就像个冒着火的燃烧瓶,却一下子被丢进了深水中,最后到底是熄火的哑弹还是颗深水炸弹?面对这样的她,我的心里实在没底。
“你终于还是对她出手了。”凯尔希最终也没对我做什么,只是叹息着把我放下,“以前我还真的以为,你和我一样,只把特蕾西娅当作单纯的朋友。”
“呃……”我想说些什么,但突然感觉很奇怪,像是被什么扼住了喉咙,吐不出一个字。
可惜凯尔希没注意到我的异常,只当我是内疚的说不出话。
“以前你在卡兹戴尔的贵妇人裙间斡旋的时候,我还真以为只有她对你是特别的,你只是把她当作主君。”凯尔希用愤怒中夹着责备的目光看着我,但我依旧说不出话。
“我明白,以前那段日子都过去了。现在我们只是罗德岛上的员工,我无权干涉你个人的感情生活。只是我担心你在罗德岛上建立的各种亲密关系让你产生了错觉,让你居然对特蕾西娅也产生了某些想法……不管怎样,她始终是一名君主,同时也是皇室成员,你们实在不应该……而且你也该事先考虑到外族亲密接触纯血皇室萨卡兹时会发生的各种风险……”真该死,这个女人啰嗦起来就没完,而我已经连呼吸都开始不顺了。

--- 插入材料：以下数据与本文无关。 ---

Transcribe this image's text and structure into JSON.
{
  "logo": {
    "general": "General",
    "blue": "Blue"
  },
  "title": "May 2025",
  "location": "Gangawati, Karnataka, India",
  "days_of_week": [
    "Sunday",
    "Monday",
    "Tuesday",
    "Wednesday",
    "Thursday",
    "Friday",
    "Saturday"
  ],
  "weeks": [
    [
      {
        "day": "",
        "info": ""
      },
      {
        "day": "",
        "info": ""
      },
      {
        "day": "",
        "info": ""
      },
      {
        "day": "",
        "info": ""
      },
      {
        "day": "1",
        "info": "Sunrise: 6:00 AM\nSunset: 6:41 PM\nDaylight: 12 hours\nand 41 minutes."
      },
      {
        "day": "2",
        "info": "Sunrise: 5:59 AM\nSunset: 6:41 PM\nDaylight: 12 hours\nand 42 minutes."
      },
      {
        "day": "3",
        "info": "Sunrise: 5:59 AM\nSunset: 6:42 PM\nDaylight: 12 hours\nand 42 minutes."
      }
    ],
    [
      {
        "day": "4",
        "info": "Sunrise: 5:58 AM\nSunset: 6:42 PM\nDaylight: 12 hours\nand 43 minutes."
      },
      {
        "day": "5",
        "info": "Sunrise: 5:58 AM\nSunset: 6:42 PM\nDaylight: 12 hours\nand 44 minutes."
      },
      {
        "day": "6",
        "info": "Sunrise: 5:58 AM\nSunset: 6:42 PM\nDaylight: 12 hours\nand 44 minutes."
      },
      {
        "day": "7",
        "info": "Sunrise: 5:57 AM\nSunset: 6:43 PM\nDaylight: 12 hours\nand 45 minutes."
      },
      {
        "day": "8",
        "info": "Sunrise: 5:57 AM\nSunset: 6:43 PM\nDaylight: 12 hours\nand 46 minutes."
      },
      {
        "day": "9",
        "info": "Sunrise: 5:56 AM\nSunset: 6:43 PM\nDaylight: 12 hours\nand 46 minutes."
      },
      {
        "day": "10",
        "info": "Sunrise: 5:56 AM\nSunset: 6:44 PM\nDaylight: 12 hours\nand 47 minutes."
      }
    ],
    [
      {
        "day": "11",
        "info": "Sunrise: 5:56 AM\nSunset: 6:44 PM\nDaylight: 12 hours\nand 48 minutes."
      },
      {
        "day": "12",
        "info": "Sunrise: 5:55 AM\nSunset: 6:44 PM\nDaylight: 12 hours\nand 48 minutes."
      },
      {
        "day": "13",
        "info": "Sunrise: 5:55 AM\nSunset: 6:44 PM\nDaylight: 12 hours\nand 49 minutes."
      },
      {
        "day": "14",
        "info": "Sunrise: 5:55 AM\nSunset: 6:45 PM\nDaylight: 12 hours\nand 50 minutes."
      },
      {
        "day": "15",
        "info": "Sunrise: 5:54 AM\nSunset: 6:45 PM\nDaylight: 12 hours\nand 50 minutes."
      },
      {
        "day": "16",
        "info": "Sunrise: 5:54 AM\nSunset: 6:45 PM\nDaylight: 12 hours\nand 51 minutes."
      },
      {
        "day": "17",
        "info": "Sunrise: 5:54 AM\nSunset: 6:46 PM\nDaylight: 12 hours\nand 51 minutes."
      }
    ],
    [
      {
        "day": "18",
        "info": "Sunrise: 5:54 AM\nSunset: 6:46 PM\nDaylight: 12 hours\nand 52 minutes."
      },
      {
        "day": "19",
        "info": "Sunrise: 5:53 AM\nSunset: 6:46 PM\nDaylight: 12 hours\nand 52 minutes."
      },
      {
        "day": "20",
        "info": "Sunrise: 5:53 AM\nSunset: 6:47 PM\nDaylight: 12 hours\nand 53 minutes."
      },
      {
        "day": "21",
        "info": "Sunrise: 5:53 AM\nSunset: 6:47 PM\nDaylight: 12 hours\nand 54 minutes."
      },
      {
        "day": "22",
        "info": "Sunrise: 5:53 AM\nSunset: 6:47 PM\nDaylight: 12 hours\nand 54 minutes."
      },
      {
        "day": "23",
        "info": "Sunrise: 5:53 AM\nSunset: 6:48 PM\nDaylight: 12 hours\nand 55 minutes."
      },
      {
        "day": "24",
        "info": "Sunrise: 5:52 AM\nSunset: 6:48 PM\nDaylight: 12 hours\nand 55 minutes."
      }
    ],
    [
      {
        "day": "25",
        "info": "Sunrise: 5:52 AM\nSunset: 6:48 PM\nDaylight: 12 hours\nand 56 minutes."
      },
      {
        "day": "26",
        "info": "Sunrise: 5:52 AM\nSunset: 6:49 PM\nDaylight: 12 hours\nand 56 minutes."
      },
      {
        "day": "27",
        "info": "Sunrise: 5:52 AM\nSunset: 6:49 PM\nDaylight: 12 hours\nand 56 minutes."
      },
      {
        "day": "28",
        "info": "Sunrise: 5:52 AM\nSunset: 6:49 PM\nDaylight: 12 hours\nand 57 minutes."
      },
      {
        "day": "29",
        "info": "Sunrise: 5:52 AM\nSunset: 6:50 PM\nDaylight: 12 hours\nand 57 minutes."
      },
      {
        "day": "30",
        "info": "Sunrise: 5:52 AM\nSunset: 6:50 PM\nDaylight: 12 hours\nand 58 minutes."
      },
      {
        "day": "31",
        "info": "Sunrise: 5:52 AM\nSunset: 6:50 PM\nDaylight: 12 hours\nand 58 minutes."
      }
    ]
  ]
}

“唔,唔,呃……”我的所有感知此刻都混淆不堪,就像是在用耳朵看用头发听用膝盖呼吸用肝脏进食用肺消化用胃走路用手排泄一样。
“你怎么了?”赞美这女人的小短尾巴,她终于发现我不对劲了。
我尝试了无数次,最终靠着活动右手手腕和左眼眼睑的念头,才得以艰难蠕动双唇吐出几个字:“古咒……王庭……解开……救我——”紧接着我的意识沉入一片黑暗。
不知过了多久,我的意识逐渐开始复苏,当我意识到自己已经清醒时,我做的第一件事不是睁开眼,而是凭感觉检查我的身体有无异样,以及我的精神和记忆是否出现了问题。
很好,我想动右手食指的时候,它就很听话地动了一下,而不是由我的脚趾或者别的什么地方代劳。
接着我尝试回溯近来几天的记忆,和凯尔希打炮、跟预备组的孩子玩牌、口爆阿米娅的企图被推迟、和杀手黑女士泡酒吧想来一发被拒、熬夜赶工作,以及之前不小心上了特蕾西娅。
嗯,都是近来的趣事,而且是连续的记忆,没有断片,看来我也没有遭遇失忆之类的操蛋事。
很好,确认无恙之后,我缓缓睁开了眼,却看见一个让人不爽的兜帽脸。